Survival in Male vs Female Patients Receiving Immune Checkpoint Inhibitors


Key Points

  • Pooled overall survival hazard ratios for immune checkpoint inhibitor vs control treatment were 0.72 for men and 0.86 for women.
  • The difference in survival benefit was statistically significant.   

In a systematic review and meta-analysis reported in The Lancet Oncology, Conforti et al found a significant difference in overall survival benefit favoring male vs female patients receiving immune checkpoint inhibitor therapy for advanced cancers.

Study Details

The study involved database searches of the literature through November 2017 for randomized controlled trials of immune checkpoint inhibitors that included hazard ratios (HRs) for death according to patient sex. A total of 20 trials of ipilimumab (Yervoy), tremelimumab, nivolumab (Opdivo), and pembrolizumab (Keytruda) were identified, including a total of 11,351 patients with advanced or metastatic disease. Of these, 7,646 (67%) were men and 3,705 (33%) were women; the most common types of cancer were melanoma (n = 3,632, 32%) and non–small cell lung cancer (n = 3,482, 31%).

Among all patients, 2,881 were enrolled in ipilimumab trials; 1,226 in tremelimumab trials; 3,893 in nivolumab trials; 3,209 in pembrolizumab trials; and 142 in a nivolumab plus ipilimumab trial.

Survival by Sex

Among all patients, the pooled overall survival HRs were 0.72 (95% confidence interval [CI] = 0.65–0.79) for immune checkpoint inhibitor vs control treatment in male patients and 0.86 (95% CI = 0.79–0.93) in female patients.
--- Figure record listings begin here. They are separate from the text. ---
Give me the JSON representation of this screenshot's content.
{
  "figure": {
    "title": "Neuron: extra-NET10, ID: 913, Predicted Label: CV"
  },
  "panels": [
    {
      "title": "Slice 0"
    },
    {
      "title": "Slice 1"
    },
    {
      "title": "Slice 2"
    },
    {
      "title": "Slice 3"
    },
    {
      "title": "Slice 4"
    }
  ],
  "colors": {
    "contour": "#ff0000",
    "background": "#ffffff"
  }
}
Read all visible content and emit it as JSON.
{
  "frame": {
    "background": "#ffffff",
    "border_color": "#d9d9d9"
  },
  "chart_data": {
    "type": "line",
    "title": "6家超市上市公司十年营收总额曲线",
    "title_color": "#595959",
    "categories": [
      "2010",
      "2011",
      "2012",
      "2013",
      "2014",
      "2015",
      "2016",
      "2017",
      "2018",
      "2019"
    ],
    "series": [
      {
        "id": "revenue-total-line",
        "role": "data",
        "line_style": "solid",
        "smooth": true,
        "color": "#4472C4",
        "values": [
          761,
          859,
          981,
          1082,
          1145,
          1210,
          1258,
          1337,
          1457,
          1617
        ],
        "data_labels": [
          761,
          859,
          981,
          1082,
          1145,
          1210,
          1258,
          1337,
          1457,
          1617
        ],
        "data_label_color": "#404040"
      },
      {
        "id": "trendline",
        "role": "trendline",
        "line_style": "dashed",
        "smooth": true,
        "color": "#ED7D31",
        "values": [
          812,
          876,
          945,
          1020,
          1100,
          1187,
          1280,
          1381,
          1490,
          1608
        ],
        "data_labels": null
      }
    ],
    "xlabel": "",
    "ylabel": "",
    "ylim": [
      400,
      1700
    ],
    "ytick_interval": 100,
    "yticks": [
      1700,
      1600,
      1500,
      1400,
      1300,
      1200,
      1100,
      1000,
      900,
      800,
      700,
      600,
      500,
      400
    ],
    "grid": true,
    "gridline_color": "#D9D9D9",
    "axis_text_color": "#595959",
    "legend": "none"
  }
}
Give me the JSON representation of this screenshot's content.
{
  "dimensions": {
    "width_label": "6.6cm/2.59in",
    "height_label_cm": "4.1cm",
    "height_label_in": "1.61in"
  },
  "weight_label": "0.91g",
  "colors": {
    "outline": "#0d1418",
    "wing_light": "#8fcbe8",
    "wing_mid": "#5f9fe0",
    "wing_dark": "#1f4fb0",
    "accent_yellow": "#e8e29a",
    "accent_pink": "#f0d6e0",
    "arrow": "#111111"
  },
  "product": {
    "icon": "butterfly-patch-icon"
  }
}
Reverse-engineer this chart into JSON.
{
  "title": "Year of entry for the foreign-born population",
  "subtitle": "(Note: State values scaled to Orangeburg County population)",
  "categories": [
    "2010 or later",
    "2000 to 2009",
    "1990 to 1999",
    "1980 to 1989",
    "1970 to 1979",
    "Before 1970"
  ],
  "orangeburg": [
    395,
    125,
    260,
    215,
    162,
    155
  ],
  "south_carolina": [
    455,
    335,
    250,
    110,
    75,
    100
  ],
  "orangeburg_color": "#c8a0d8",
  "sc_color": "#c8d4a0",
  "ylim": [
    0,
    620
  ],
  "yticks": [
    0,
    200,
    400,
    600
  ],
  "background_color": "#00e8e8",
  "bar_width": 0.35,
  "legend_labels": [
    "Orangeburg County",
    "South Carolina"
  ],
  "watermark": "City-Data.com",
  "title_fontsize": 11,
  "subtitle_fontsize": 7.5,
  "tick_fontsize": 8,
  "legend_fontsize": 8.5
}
The difference in efficacy between men and women receiving immune checkpoint inhibitors was significant (P = .0019), with the pooled interaction HR for men vs women being 0.85. Subgroup analyses for cancer type (P = .72 for heterogeneity); line of treatment (P = .77 for heterogeneity); type of immune checkpoint inhibitor (anti–programmed cell death protein 1 [PD-1], anti–CTLA-4; P = .40 for heterogeneity); and control group (immunotherapy, no immunotherapy; P = .72) showed better HRs for men vs women for each subgroup, with the heterogeneity test for the sex interaction being nonsignificant in each subgroup.

The investigators concluded, “Immune checkpoint inhibitors can improve overall survival for patients with advanced cancers such as melanoma and non–small cell lung cancer, but the magnitude of benefit is sex-dependent. Future research should guarantee greater inclusion of women in trials and focus on improving the effectiveness of immunotherapies in women, perhaps exploring different immunotherapeutic approaches in men and women.”

The investigators reported that there was no funding for the study.

Fabio Conforti, MD, of the Division of Medical Oncology for Melanoma & Sarcoma, European Institute of Oncology, Milan, is the corresponding author for The Lancet Oncology article. 

The content in this post has not been reviewed by the American Society of Clinical Oncology, Inc. (ASCO®) and does not necessarily reflect the ideas and opinions of ASCO®.